The present invention relates to fast switching thyristors in which the charge carrier lifetime is set to be short by means of recombination centers in order to shorten the turn-off time, and which have a zone structure including an emitter zone and a control base zone, with the emitter zone being penetrated by shorting channels which emanate from the control base zone. More particularly, the present invention relates to such a fast switching thyristor in which the charge carrier life-time is set to be homogeneous and low, corresponding to a desired firing resistance below the emitter zone with respect to the rise in the returning forward voltage across the thyristor after every turn-off process, and in which, in partial regions, the charge carrier lifetime is set to be low compared to the homogeneously set charge carrier lifetime. The invention further relates to a thyristor having a so-called amplifying gate as well as a method for producing such fast switching thyristors.
German Auslegeschrift (Published Patent Application) No. 1,489,087, published Sept. 3, 1970, discloses a semiconductor device, for example a so-called thyristor disc, having an improved frequency behavior and exhibiting the structural features mentioned in the first sentence except for the shorting channels in the emitter zone, as well as a method for producing such a semiconductor device.
In order to obtain improved frequency behavior, the turn-off time in the known device is likewise shortened by lowering the carrier lifetime in such a manner that within its volume or bulk through which current passes, there are disposed mutually separated regions or a grid-like interconnected region containing recombination centers in greater concentration than in the adjacent volume or bulk of the emitter zone and the control base zone. The increased number of recombination centers in this region or regions is formed by diffusion of, e.g., gold atoms, or by the influence, of radiation on the thyristor disc through a mask applied to one major surface of the element.
The regions of reduced carrier lifetime are to be effective only to a shallow depth below the n emitter zone and must, as is stated explicitly, not influence the two operationally effective pn-junctions between the p base zone and the n base zone and between the n base zone and the p emitter zone, respectively, i.e., at that depth no local reduction of the carrier lifetime is to be effected.

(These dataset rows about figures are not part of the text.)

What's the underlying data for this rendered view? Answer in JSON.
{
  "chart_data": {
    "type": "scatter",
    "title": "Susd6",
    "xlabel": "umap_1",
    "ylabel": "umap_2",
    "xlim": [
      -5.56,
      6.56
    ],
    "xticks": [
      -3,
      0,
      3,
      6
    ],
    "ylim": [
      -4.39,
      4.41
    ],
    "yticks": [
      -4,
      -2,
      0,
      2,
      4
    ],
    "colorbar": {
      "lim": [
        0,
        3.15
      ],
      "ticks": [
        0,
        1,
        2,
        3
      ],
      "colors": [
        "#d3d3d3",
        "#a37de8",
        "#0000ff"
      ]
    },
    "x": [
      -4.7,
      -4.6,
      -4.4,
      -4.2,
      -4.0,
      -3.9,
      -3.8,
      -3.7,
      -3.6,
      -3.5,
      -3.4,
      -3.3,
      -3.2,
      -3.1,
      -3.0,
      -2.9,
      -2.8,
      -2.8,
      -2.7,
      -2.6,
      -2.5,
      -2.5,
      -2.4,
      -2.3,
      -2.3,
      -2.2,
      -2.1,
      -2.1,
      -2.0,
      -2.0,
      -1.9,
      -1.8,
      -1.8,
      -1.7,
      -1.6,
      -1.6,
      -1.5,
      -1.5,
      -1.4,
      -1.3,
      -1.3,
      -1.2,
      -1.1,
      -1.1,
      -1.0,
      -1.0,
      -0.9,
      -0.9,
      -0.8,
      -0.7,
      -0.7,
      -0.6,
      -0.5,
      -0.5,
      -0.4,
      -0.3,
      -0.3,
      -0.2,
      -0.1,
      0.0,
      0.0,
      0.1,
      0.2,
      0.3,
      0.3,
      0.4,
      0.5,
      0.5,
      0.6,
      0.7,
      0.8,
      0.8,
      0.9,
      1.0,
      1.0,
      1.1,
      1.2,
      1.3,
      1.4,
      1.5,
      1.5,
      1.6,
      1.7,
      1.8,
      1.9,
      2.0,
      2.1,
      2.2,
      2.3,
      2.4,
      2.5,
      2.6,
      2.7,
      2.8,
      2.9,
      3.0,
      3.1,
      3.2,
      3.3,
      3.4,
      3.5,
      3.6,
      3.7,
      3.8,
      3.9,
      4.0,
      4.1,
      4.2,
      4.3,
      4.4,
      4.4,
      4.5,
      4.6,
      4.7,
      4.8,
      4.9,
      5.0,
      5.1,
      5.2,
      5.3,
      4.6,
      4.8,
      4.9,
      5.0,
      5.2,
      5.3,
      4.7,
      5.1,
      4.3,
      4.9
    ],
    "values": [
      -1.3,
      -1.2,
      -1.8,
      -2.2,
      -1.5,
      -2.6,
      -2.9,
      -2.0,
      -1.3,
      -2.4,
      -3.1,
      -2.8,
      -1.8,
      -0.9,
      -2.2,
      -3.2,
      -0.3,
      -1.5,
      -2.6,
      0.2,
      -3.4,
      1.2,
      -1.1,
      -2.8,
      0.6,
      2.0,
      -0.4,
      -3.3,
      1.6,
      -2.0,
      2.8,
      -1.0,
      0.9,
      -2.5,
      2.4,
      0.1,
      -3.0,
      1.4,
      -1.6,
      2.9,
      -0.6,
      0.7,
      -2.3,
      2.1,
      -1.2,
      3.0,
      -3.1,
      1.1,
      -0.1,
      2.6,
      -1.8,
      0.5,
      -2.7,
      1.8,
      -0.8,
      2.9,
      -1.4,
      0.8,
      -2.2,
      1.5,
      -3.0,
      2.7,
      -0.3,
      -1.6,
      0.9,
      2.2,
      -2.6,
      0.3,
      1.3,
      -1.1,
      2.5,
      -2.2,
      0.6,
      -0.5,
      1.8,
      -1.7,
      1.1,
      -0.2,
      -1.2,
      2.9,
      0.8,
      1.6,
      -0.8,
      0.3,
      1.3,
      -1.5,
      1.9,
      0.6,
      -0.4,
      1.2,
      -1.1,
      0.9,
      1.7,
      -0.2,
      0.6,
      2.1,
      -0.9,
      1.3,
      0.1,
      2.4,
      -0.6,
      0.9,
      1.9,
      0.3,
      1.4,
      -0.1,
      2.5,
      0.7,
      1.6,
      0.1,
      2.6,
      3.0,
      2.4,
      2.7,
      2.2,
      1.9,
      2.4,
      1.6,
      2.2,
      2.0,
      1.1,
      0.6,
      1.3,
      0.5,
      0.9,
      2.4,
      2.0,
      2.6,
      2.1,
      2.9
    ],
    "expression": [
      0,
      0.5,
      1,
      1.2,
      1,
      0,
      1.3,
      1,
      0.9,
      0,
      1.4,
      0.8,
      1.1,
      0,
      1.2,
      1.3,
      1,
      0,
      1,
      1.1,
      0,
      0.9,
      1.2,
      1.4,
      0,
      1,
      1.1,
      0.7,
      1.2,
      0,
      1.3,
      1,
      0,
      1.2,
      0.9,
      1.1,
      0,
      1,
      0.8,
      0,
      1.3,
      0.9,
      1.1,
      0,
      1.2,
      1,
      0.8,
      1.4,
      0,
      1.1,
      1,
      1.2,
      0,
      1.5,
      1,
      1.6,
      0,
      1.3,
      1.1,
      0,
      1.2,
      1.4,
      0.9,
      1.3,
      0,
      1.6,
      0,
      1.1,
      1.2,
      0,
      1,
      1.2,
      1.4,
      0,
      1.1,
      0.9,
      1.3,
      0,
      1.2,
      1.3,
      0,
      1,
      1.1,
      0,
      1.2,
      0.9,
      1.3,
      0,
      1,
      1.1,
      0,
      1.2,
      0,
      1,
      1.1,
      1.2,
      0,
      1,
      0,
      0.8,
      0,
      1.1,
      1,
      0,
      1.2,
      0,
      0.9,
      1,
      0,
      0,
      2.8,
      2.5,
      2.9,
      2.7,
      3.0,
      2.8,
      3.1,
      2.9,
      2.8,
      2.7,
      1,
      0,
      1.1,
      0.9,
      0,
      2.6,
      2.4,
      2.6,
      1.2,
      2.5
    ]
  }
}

Moreover, German Offenlegungsschrift (application published without examination) No. 2,402,205, published Jan. 17th, 1974, discloses a method for reducing the turn-off time of a thyristor also having the above-mentioned structural features but again without shorting channels in the emitter zone. According to this method, the operational and ready-to-be connected thyristor element is subjected at one of its major surfaces to an orthogonally directed electron radiation of an energy greater than 1 MeV without masking. This reduces the charge carrier lifetime in the volume or bulk of the thyristor element spatially almost homogeneously and not, as explained above, in a localized distribution.
When an irradiation dosage in the order of magnitude of 10.sup.14 electrons/cm.sup.2 is employed, this results in a noticeable reduction of the turn-off time which, however, is connected with a marked increase in the forward voltage drop.
Finally, United States Patent Application Ser. No. 86,579, filed Oct. 19th, 1979 by Alois Sonntag et al, and assigned to the same assignee as the present application, discloses fast switching thyristors with shorted emitter structures, including those with amplifying gate structures, wherein a marked reduction of the turn-off time is realized, but without increasing the forward voltage drop, the firing current or the turn-on losses, by reducing the charge carrier lifetime in the thyristor in a localized distribution. In particular, the charge carrier lifetime beneath the emitter zone is set to be homogeneous and low, corresponding to a desired firing resistance beneath the emitter zone with respect to the rise in the returning forward voltage across the thyristor after every turn-off process, and in sharply delineated closed small regions arranged along the edge of the emitter zone facing the control electrode and intersected by the edge of the emitter zone, the charge carrier lifetime is set to be low compared to the homogeneous setting.